Martin Schröder: "Kein Weltfriede ohne Religionsfriede – das ist bei uns natürlich täglich praktiziert. Wir versuchen, mit den anderen Gemeinschaften in Frieden zu leben und mehr dazu, ihnen selber auf ihrem Weg weiterzuhelfen. Ich nehme das gern als Beispiel: Ich bin mal um eine Beratung gebeten worden von einer jungen Frau, die mit einem Kind kam, und die übel misshandelt worden war in einer anderen Religionsgemeinschaft. Sie war an den Unitariern interessiert. Zum Schluss ist sie bei den Quäkern gelandet."
Martin Schröder ist Pfarrer der Unitarischen Kirche in Berlin, einer Kirche, die das christliche Dogma der Dreifaltigkeit ablehnt, an den einen Gott für alle Menschen glaubt – und auf jegliche Mission verzichtet. Zugleich ist Schröder seit zwölf Jahren Vorsitzender der Arbeitsgemeinschaft der Kirchen und Religionsgesellschaften, kurz AKR. 1947 wurde sie auf Initiative des evangelischen Landesbischofs Otto Dibelius gegründet. Unter den Nationalsozialisten waren nicht nur Juden verfolgt worden, sondern auch Angehörige kleiner religiöser Gemeinschaften. Ihre Kirchen wurden verboten, ihr Besitz beschlagnahmt, zahlreiche Geistliche und Gläubige inhaftiert. Nach dem Krieg gründeten sie ihre Kirchen neu – und suchten die Öffentlichkeit.
Martin Schröder: "Es ist die alte KZ-Erfahrung, die viele Mitglieder, die beigetreten sind, mitgebracht haben, nämlich nicht zu fragen, was das Trennende an ihren Religionen sei sondern eher das Verbindende. Und so haben sie auch keine Unterschiede gemacht zwischen sogenannten Sektierern und sozusagen regulären Christen. Jeder war willkommen, einzige Bedingung war, er möchte mitmachen."
Ungeachtet ihrer Größe verfügt heute jede Glaubensgemeinschaft über eine Stimme in der AKR. Große Gemeinschaften wie die Evangelische Kirche Deutschlands, die Römisch-katholische Kirche, die Islamische Gemeinde und die Jüdische Gemeinde Berlins stehen noch auf der Mitgliederliste. Aber diese Großen bestimmen heute nicht mehr das Wirken der Arbeitsgemeinschaft:
"Formal sind wir an die 20 Gemeinschaften, denn Rücktritte müssen ja auch formell erklärt werden, aber das tun viele auch wieder nicht.

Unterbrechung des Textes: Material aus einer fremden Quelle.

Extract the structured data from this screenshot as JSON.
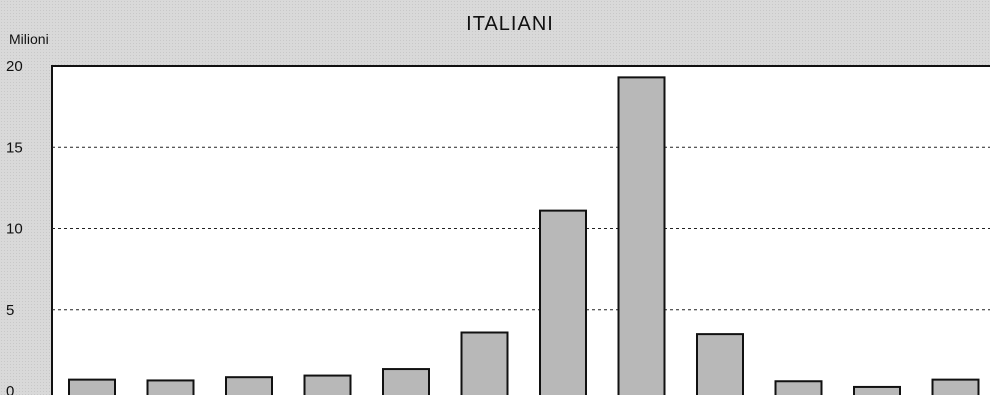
{
  "chart_data": {
    "type": "bar",
    "title": "ITALIANI",
    "ylabel": "Milioni",
    "xlabel": "",
    "ylim": [
      0,
      20
    ],
    "yticks": [
      "0",
      "5",
      "10",
      "15",
      "20"
    ],
    "grid": true,
    "categories": [
      "",
      "",
      "",
      "",
      "",
      "",
      "",
      "",
      "",
      "",
      "",
      ""
    ],
    "values": [
      0.7,
      0.65,
      0.85,
      0.95,
      1.35,
      3.6,
      11.1,
      19.3,
      3.5,
      0.6,
      0.25,
      0.7
    ],
    "bar_color": "#b8b8b8",
    "bar_edge_color": "#111111"
  }
}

De facto: wir sind immer so zwischen zwölf, vierzehn Gemeinschaften, die hier aktiv sind."
Und das sind vor allem kleine Gemeinschaften. Etwa die Altkatholiken – Katholiken, die sich 1870 nach dem 1. Vatikanischen Konzil von der römisch-katholischen Mutterkirche abgespalten haben, weil sie das Unfehlbarkeitsdogma des Papstes nicht anerkennen wollten. Mit dabei ist auch die Johannische Kirche, die nicht nur die Bibel, sondern auch die Offenbarung ihres Religionsstifters Joseph Weißenberg als Heilige Schrift verehrt.
Was glauben die anderen?
Auch die Mormonen sind in der AKR vertreten, die Christliche Wissenschaft und die Bahai, Anhänger einer im 19. Jahrhundert in Persien entstandenen Religion, deren Stifter Baha'ulla die mystische Einheit aller Religionen verkündete. Im Rahmen der AKR erhalten alle Gemeinschaften die Möglichkeit, sich selbst darzustellen – sei es in Publikationen wie dem Sammelband "Was glauben die anderen?", dessen erste Auflage bereits 1954 erschien, sei es in Veranstaltungen der Berliner Volkshochschulen.

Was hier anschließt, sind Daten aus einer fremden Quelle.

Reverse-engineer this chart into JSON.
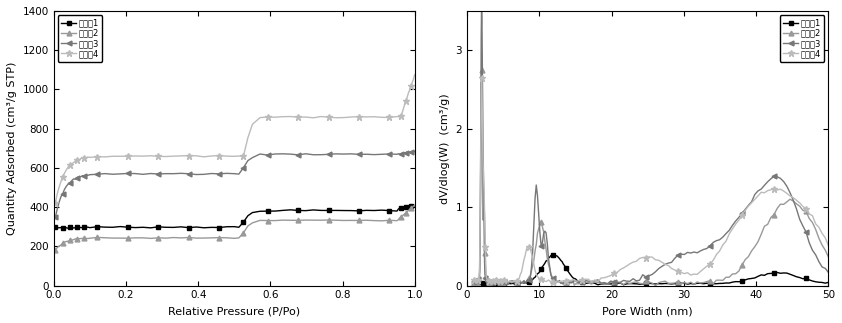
{
  "left": {
    "xlabel": "Relative Pressure (P/Po)",
    "ylabel": "Quantity Adsorbed (cm³/g STP)",
    "xlim": [
      0.0,
      1.0
    ],
    "ylim": [
      0,
      1400
    ],
    "yticks": [
      0,
      200,
      400,
      600,
      800,
      1000,
      1200,
      1400
    ],
    "xticks": [
      0.0,
      0.2,
      0.4,
      0.6,
      0.8,
      1.0
    ],
    "legend_labels": [
      "实施例1",
      "实施例2",
      "实施例3",
      "实施例4"
    ],
    "s1_color": "#000000",
    "s2_color": "#999999",
    "s3_color": "#777777",
    "s4_color": "#bbbbbb"
  },
  "right": {
    "xlabel": "Pore Width (nm)",
    "ylabel": "dV/dlog(W)  (cm³/g)",
    "xlim": [
      0,
      50
    ],
    "ylim": [
      0,
      3.5
    ],
    "yticks": [
      0,
      1.0,
      2.0,
      3.0
    ],
    "xticks": [
      0,
      10,
      20,
      30,
      40,
      50
    ],
    "legend_labels": [
      "实施例1",
      "实施例2",
      "实施例3",
      "实施例4"
    ],
    "s1_color": "#000000",
    "s2_color": "#999999",
    "s3_color": "#777777",
    "s4_color": "#bbbbbb"
  }
}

Andreas von Wehren: "Ein Leitsatz für unsere Arbeit ist auch heute noch ein Satz aus der Präambel, der heißt: 'Getragen von dem Willen, in gegenseitiger Achtung ihrer Eigenständigkeit für die Werte und die Freiheit religiösen Wirkens gemeinsam einzutreten, bilden Kirchen und Religionsgemeinschaften eine Arbeitsgemeinschaft.'"

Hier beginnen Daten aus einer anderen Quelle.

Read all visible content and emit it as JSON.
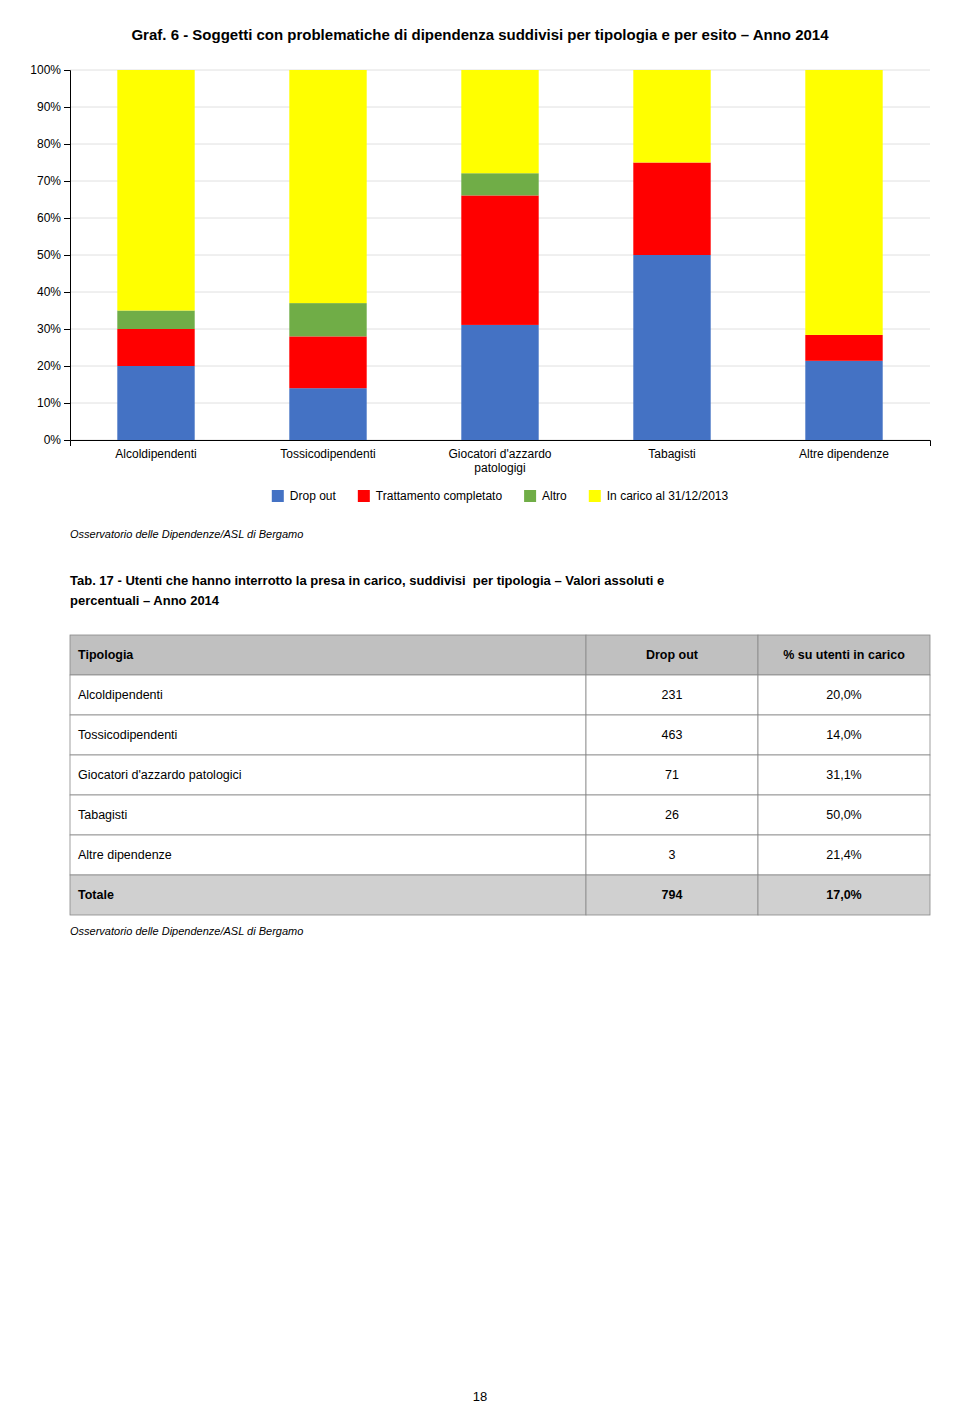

Andreas von Wehren ist Pfarrer der Christengemeinschaft, die die anthroposophische Lehre Rudolf Steiners zur Auslegung der Bibel heranzieht. Wegen theologischer Vorbehalte wird die Christengemeinschaft von den großen Kirchen nicht als Teil der Ökumene anerkannt. Die AKR hingegen bewertet die Glaubensinhalte ihrer Mitglieder nicht, sagt Petra-Beate Schildbach. Sie ist Delegierte der Sufi-Bewegung bei der AKR. Diese Bewegung erkennt sufistische Weisheit in allen Religionen, womit sie sich vom islamischen Sufismus abgrenzt. Schildbach sagt, die Arbeit in der AKR setze hundertprozentige Toleranz voraus:
"Das ist ein ganz wesentlicher Punkt, den wir immer wieder versuchen, durchzutragen. Wenn dann jemand sagt: 'Die haben aber das und das.' Dann sagen wir: 'Das wollen wir hier aber nicht vertiefen.' Sondern wir wollen hier jedem die Gelegenheit geben, sich selbst darzustellen und die Auswertung, das überlassen wir dann den anderen."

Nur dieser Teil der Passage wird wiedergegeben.